Several chapters close with helpful hints for men in coping with their new reality (e.g. from Chapter 21 How Men Can Adapt to a New World—Try everything you can first, Know when to stop trying, and Think about potential solutions before you ask for assistance) and indeed the book appears to have been hastily pulled together from lectures and presentations to motivational workshops and similar events. This may account for the repetition and inconsistencies across chapters.

Myers covers changing “gender dominance” in the home, in education, in the workplace, in politics, and in the way in which media are reflecting or leading changing attitudes and behaviours.

Only in education is there hard evidence of women’s “dominance” in terms of numbers and achievements, though this is not reflected in their success in the workplace at any level and in any domain. In fact we learn that men do not bother with higher education as they wish to avoid student debt but are still able to drop into the jobs they want. Is this a reflection of women’s growing dominance in the workplace?

Even the strongest chapters, relating to media and its effects, do not support his basic thesis that the balance of power has changed or is anywhere near changing in some key fields such as political leadership. Perhaps he sees the line-up of candidates for the presidential election as illustrative of the degradation of the Y chromosome? But this is mere speculation.

So often is Myers tripped up by his own testimony that one wonders which side he is on and whether the whole book is indeed an extended spoof. For example we have a woman multitasking, a skill which men who want to cope with their reduced status are recommended to practice; “if a woman can work on her smartphone, process a document, and acknowledge a customer all at the same time she might be a better candidate than a man for several roles in a company;” but none of them leadership roles, or so it would appear?

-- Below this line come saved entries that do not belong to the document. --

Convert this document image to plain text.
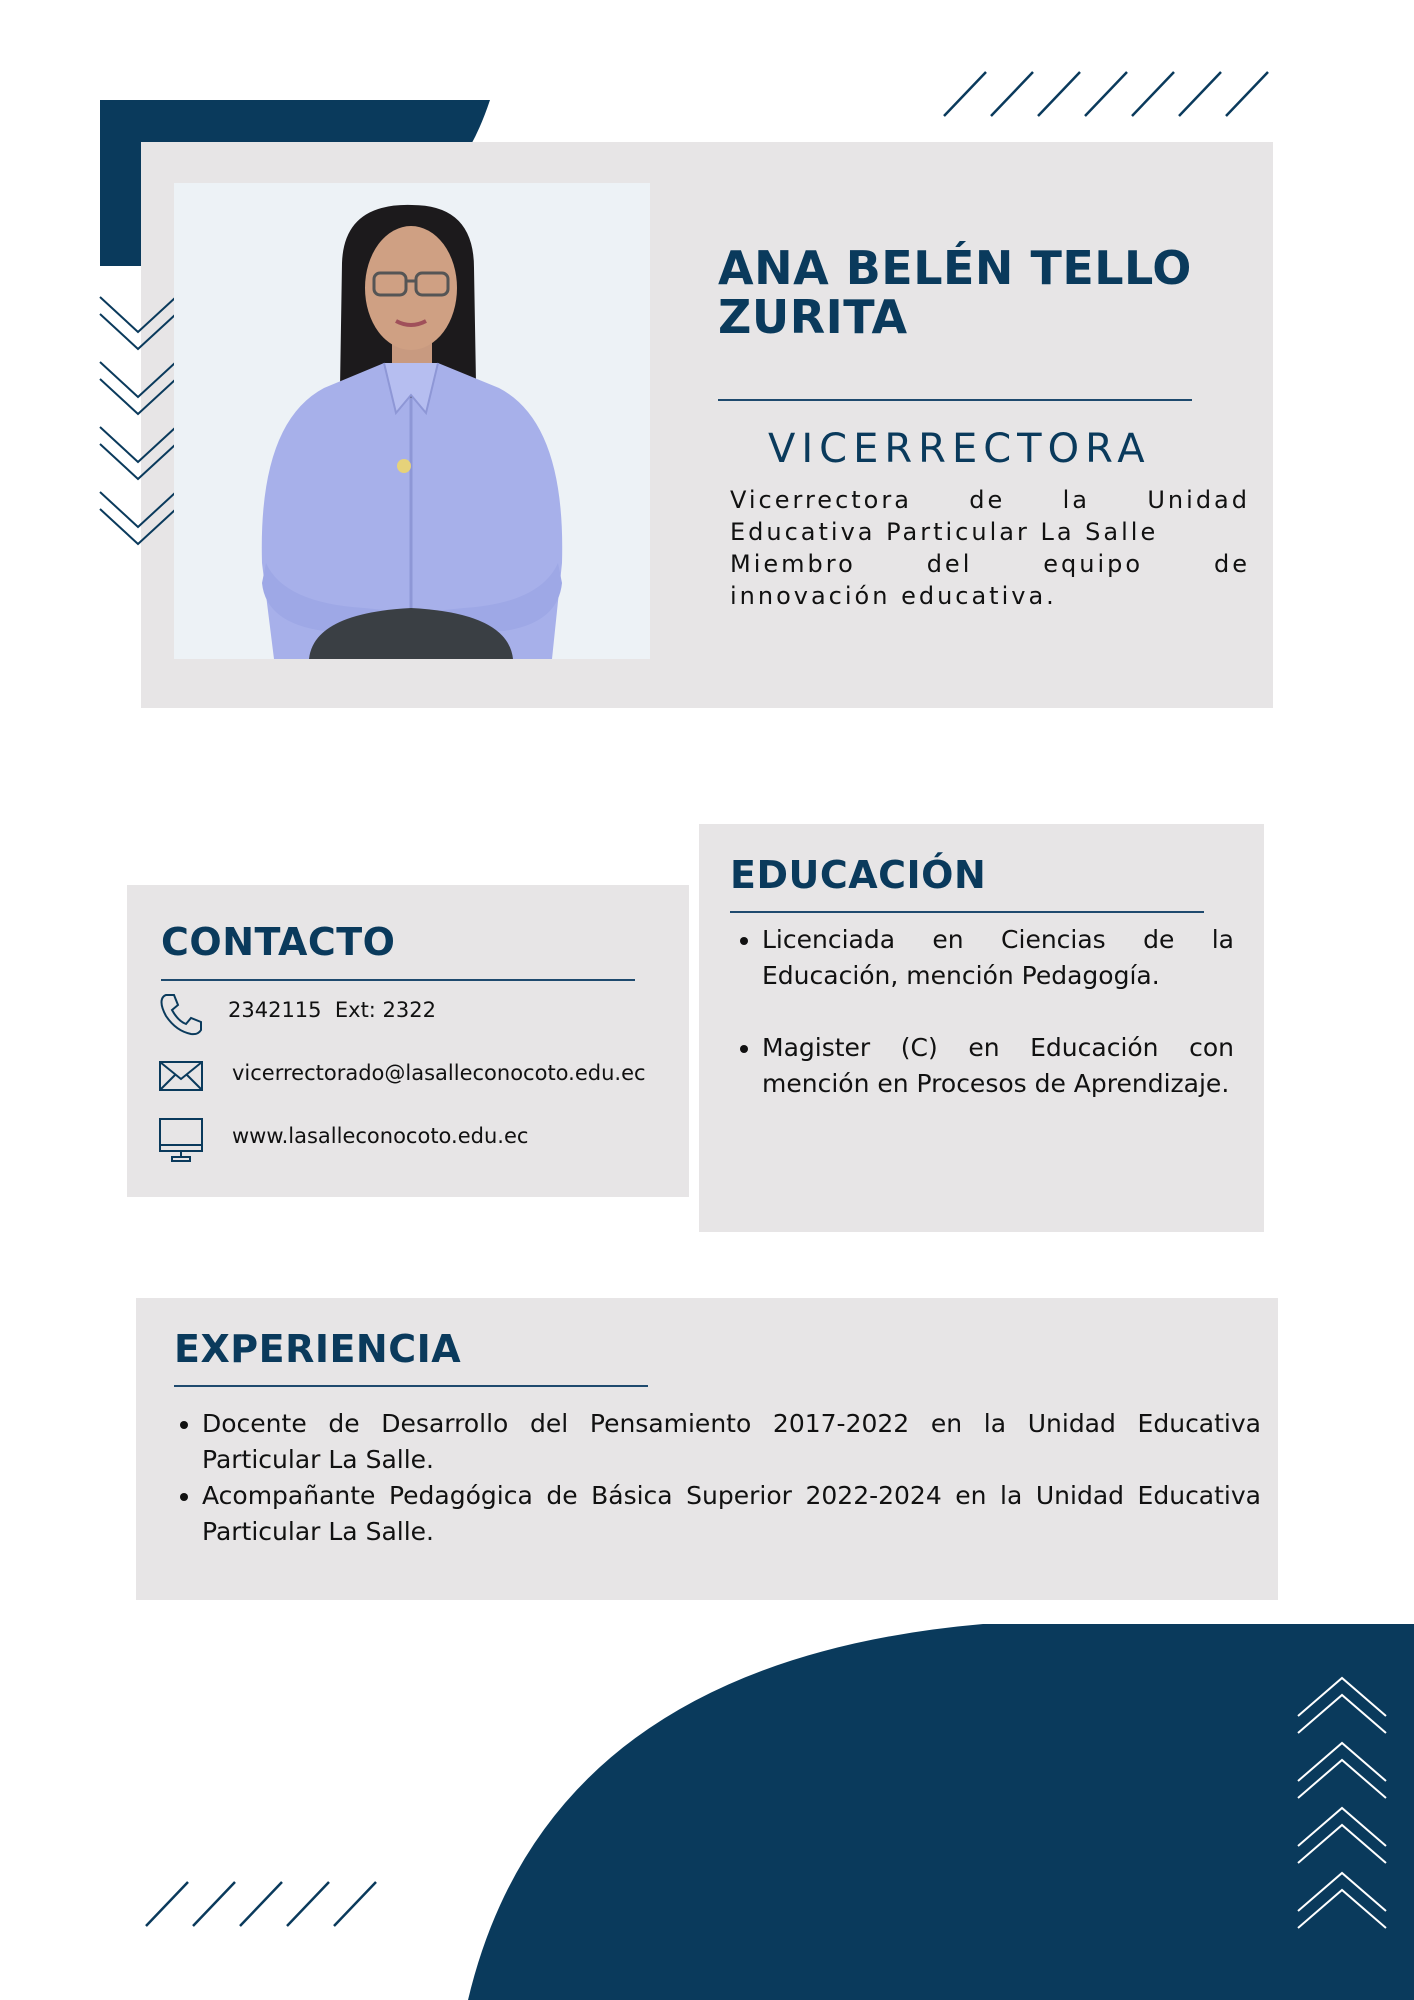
ANA BELÉN TELLO ZURITA
VICERRECTORA
Vicerrectora de la Unidad
Educativa Particular La Salle
Miembro del equipo de
innovación educativa.
CONTACTO
2342115  Ext: 2322
vicerrectorado@lasalleconocoto.edu.ec
www.lasalleconocoto.edu.ec
EDUCACIÓN
• Licenciada en Ciencias de la Educación, mención Pedagogía.
• Magister (C) en Educación con mención en Procesos de Aprendizaje.
EXPERIENCIA
• Docente de Desarrollo del Pensamiento 2017-2022 en la Unidad Educativa Particular La Salle.
• Acompañante Pedagógica de Básica Superior 2022-2024 en la Unidad Educativa Particular La Salle.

This is hardly Sheryl Sandberg’s Leaning In territory. He should perhaps consider that women would prefer not to have to multitask, and that men could only multitask if they actually had more than one thing to do.

Myers has chosen a very interesting and indeed critical topic for discussion, but neither the data he presents nor its analysis is equal to the task. As he is a prolific producer of books he may have the opportunity to address the same topic again in his next book, taking a much more limited canvas, addressing the issues in more depth, and giving due recognition to the existing body of work on the topic of men and masculinities.

He should try to avoid giving the impression that dominance by women will replace or has already replaced dominance by men and speak rather of balance and gender equality. Crucially, he should include some stories “from a man’s heart” other than his own.